Libby put down the phone and clasped her knees to her chest. She had to figure out a way to prove her innocence. As long as the sheriff was investigating her, his attention wasn't on the right person. She should have told him about her mess-up with the computer. Everything was spiraling out of control because of her lapse of judgment. She could kick herself.

She still hadn't opened the items from her father. There hadn't been time, and she wanted no interruptions when she took a peek at the letters and the contents of the envelope.

The sand glimmered in the moonlight. The scene reminded her of when she was a little girl. She and her mom usually spent two weeks along a beach. One year it was California, another year the Texas Gulf, and yet another the cold water of the Pacific Northwest. The various vacations were a kaleidoscope of memories, all slightly hazy with an aura of warmth and love.

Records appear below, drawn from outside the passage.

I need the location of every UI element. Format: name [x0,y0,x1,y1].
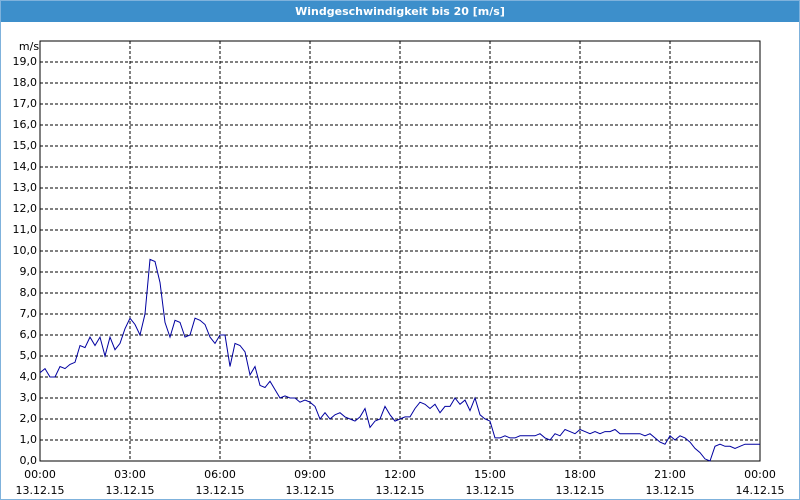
x-tick-label: 09:00 [294,468,326,481]
y-tick-label: 11,0 [13,223,38,236]
x-tick-date: 13.12.15 [646,484,695,497]
y-tick-label: 17,0 [13,97,38,110]
y-tick-label: 3,0 [20,391,38,404]
y-tick-label: 8,0 [20,286,38,299]
x-tick-label: 18:00 [564,468,596,481]
x-tick-label: 21:00 [654,468,686,481]
y-tick-label: 4,0 [20,370,38,383]
x-tick-date: 13.12.15 [466,484,515,497]
data-line [39,258,760,462]
x-tick-date: 13.12.15 [286,484,335,497]
title-bar [1,1,799,22]
y-axis-label: m/s [19,40,39,53]
x-tick-date: 13.12.15 [106,484,155,497]
y-tick-label: 1,0 [20,433,38,446]
x-tick-date: 13.12.15 [16,484,65,497]
y-tick-label: 14,0 [13,160,38,173]
x-tick-label: 12:00 [384,468,416,481]
chart-title: Windgeschwindigkeit bis 20 [m/s] [295,5,505,18]
y-tick-label: 6,0 [20,328,38,341]
y-tick-label: 9,0 [20,265,38,278]
y-tick-label: 18,0 [13,76,38,89]
y-tick-label: 13,0 [13,181,38,194]
x-tick-date: 13.12.15 [196,484,245,497]
y-tick-label: 5,0 [20,349,38,362]
x-tick-date: 14.12.15 [736,484,785,497]
y-tick-label: 19,0 [13,55,38,68]
y-tick-label: 10,0 [13,244,38,257]
x-tick-label: 00:00 [744,468,776,481]
x-tick-date: 13.12.15 [376,484,425,497]
x-tick-label: 03:00 [114,468,146,481]
x-tick-label: 06:00 [204,468,236,481]
y-tick-label: 15,0 [13,139,38,152]
x-tick-date: 13.12.15 [556,484,605,497]
y-tick-label: 2,0 [20,412,38,425]
y-tick-label: 16,0 [13,118,38,131]
x-tick-label: 00:00 [24,468,56,481]
y-tick-label: 12,0 [13,202,38,215]
y-tick-label: 0,0 [20,454,38,467]
y-tick-label: 7,0 [20,307,38,320]
x-tick-label: 15:00 [474,468,506,481]
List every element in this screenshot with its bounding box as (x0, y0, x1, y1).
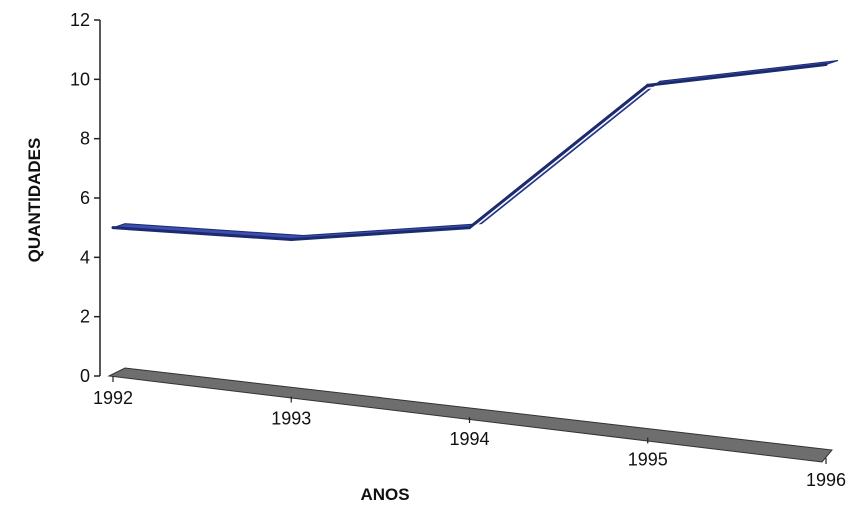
y-tick-label: 0 (80, 366, 90, 386)
y-tick-label: 6 (80, 188, 90, 208)
floor-layer (107, 367, 833, 463)
y-axis-title: QUANTIDADES (25, 138, 44, 263)
y-tick-labels: 0 2 4 6 8 10 12 (70, 10, 100, 386)
y-tick-label: 12 (70, 10, 90, 30)
series-ribbon (112, 60, 839, 241)
data-point (824, 63, 828, 66)
data-point (468, 226, 471, 230)
x-tick-label: 1996 (806, 470, 846, 490)
floor-slab (107, 367, 833, 463)
x-tick-label: 1994 (449, 429, 489, 449)
y-tick-label: 2 (80, 307, 90, 327)
x-axis-title: ANOS (360, 485, 409, 504)
x-tick-label: 1993 (271, 409, 311, 429)
data-point (289, 238, 293, 242)
y-tick-label: 4 (80, 247, 90, 267)
x-tick-labels: 1992 1993 1994 1995 1996 (93, 376, 846, 490)
series-line (112, 63, 827, 242)
x-tick-label: 1992 (93, 388, 133, 408)
series-layer (111, 60, 839, 244)
data-point (646, 83, 650, 87)
series-highlight (112, 66, 827, 244)
y-tick-label: 10 (70, 69, 90, 89)
data-point (111, 226, 115, 230)
y-tick-label: 8 (80, 129, 90, 149)
x-tick-label: 1995 (628, 450, 668, 470)
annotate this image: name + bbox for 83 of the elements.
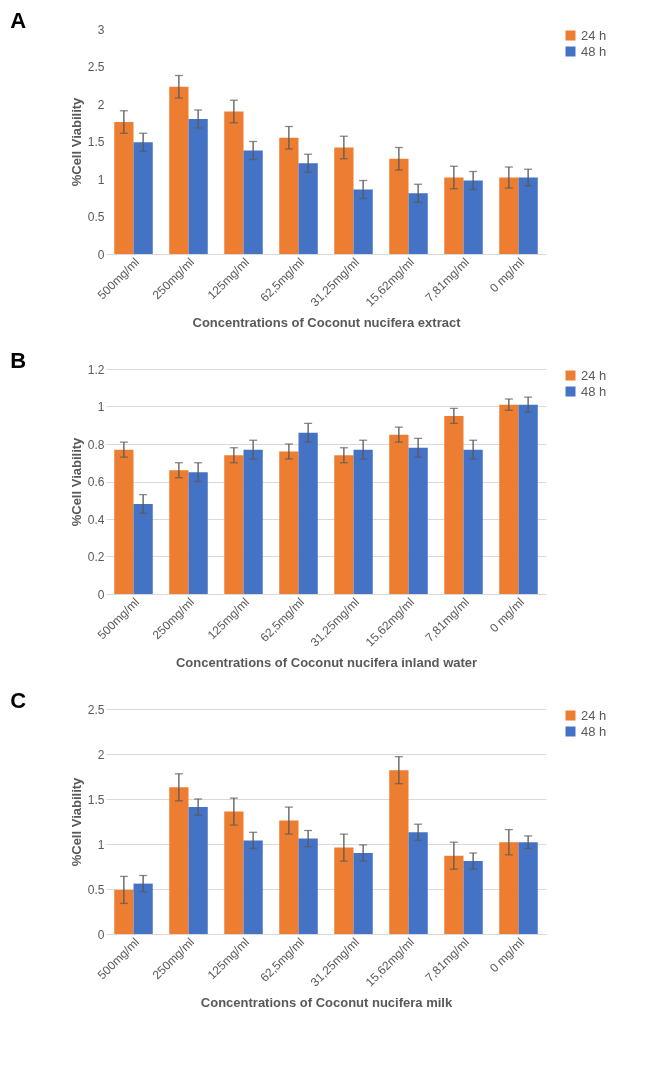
y-tick-label: 2 (97, 97, 105, 112)
bar (188, 472, 208, 594)
legend-label: 48 h (581, 723, 607, 739)
bar (133, 883, 153, 934)
y-tick-label: 1.2 (87, 362, 105, 377)
bar (444, 415, 464, 594)
bar (188, 807, 208, 934)
bar (224, 811, 244, 934)
y-tick-label: 3 (97, 22, 105, 37)
bar (408, 832, 428, 934)
bar (334, 847, 354, 934)
bar (279, 451, 299, 594)
y-tick-label: 0 (97, 247, 105, 262)
y-tick-label: 1 (97, 172, 105, 187)
bar (279, 137, 299, 254)
bar (408, 193, 428, 254)
chart-title: B (10, 348, 27, 373)
legend-label: 24 h (581, 27, 607, 43)
bar (298, 838, 318, 934)
bar (188, 119, 208, 254)
y-axis-title: %Cell Viability (68, 436, 84, 527)
bar (169, 86, 189, 254)
bar (463, 180, 483, 254)
bar (243, 449, 263, 594)
legend-label: 48 h (581, 383, 607, 399)
y-axis-title: %Cell Viability (68, 776, 84, 867)
y-tick-label: 2.5 (87, 60, 105, 74)
chart-title: C (10, 688, 27, 713)
bar (389, 770, 409, 934)
bar (499, 177, 519, 254)
y-tick-label: 1.5 (87, 792, 105, 807)
bar (353, 449, 373, 594)
legend-label: 48 h (581, 43, 607, 59)
bar (224, 455, 244, 594)
bar (444, 855, 464, 934)
bar (353, 853, 373, 934)
bar (169, 470, 189, 594)
bar (334, 455, 354, 594)
bar (389, 158, 409, 254)
bar (463, 861, 483, 934)
y-tick-label: 0.6 (87, 475, 105, 489)
y-tick-label: 1 (97, 400, 105, 414)
bar (114, 889, 134, 934)
y-tick-label: 0 (97, 587, 105, 602)
bar (169, 787, 189, 934)
bar (408, 447, 428, 594)
y-tick-label: 0.5 (87, 210, 105, 224)
y-tick-label: 2.5 (87, 702, 105, 717)
y-tick-label: 2 (97, 747, 105, 762)
bar (243, 840, 263, 934)
x-axis-title: Concentrations of Coconut nucifera milk (200, 994, 453, 1010)
y-tick-label: 0.8 (87, 437, 105, 452)
y-tick-label: 1.5 (87, 135, 105, 149)
y-tick-label: 0.2 (87, 550, 105, 564)
y-tick-label: 0 (97, 927, 105, 942)
bar (499, 842, 519, 934)
bar (114, 449, 134, 594)
bar (334, 147, 354, 254)
bar (298, 432, 318, 594)
y-tick-label: 0.4 (87, 512, 105, 527)
bar (518, 404, 538, 594)
x-axis-title: Concentrations of Coconut nucifera inland water (175, 654, 478, 670)
legend-label: 24 h (581, 367, 607, 383)
bar (499, 404, 519, 594)
bar (243, 150, 263, 254)
bar (224, 111, 244, 254)
bar (298, 163, 318, 254)
bar (114, 122, 134, 254)
bar (133, 142, 153, 254)
bar (389, 434, 409, 594)
y-axis-title: %Cell Viability (68, 96, 84, 187)
y-tick-label: 0.5 (87, 882, 105, 897)
bar (518, 177, 538, 254)
bar (444, 177, 464, 254)
bar (133, 504, 153, 594)
bar (353, 189, 373, 254)
bar (463, 449, 483, 594)
legend-label: 24 h (581, 707, 607, 723)
y-tick-label: 1 (97, 837, 105, 852)
bar (279, 820, 299, 934)
chart-title: A (10, 8, 27, 33)
bar (518, 842, 538, 934)
x-axis-title: Concentrations of Coconut nucifera extract (192, 314, 462, 330)
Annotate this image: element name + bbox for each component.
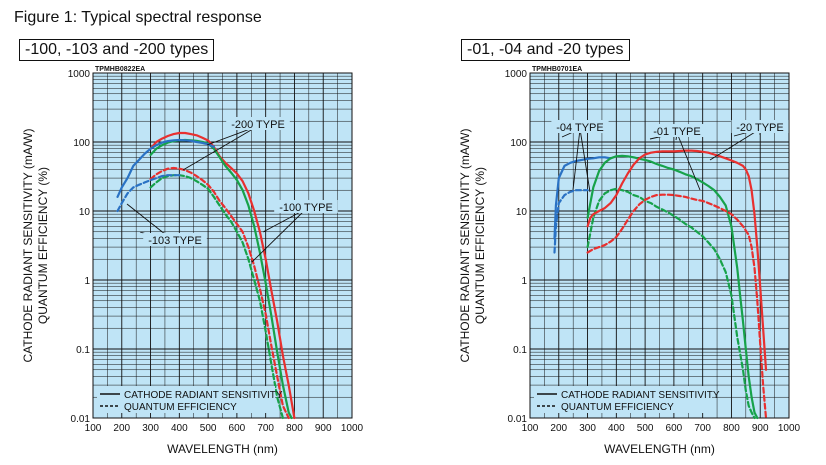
annotation-label: -200 TYPE [231,119,285,131]
x-tick-label: 100 [522,423,539,434]
annotation-bg [274,200,338,213]
y-tick-label: 100 [510,138,527,149]
annotation-label: -01 TYPE [653,126,701,138]
x-tick-label: 200 [113,423,130,434]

That zany woman with the long braid and beads who had been her mother was hard to reconcile with a parent who would lie and deprive her daughter of all contact with her father. Yet that was the situation, if everything she'd learned today was true. But was it?

Libby stood and walked restlessly to the other side of the large porch. No matter what, she knew her mother had loved her. In spite of their constant travels and the many men in her mother's life, Libby's well-being had always been primary. She would cling to that fact for now.

Headlamps pierced the gloom and tires crunched on gravel. Her pulse jumped when she recognized Alec's truck in the glow of the security light. His door slammed, and he went around to the passenger side and helped an old man out.

Libby met them at the foot of the steps. Alec was assisting the man to the inn. “Is he all right?”

“This is Mr. McEwan. He lives on one of the unnamed islands. He had a little bit of angina, but the doctor says he's going to be okay. We generally bring people to the inn during a big blow. I assume that's still okay?”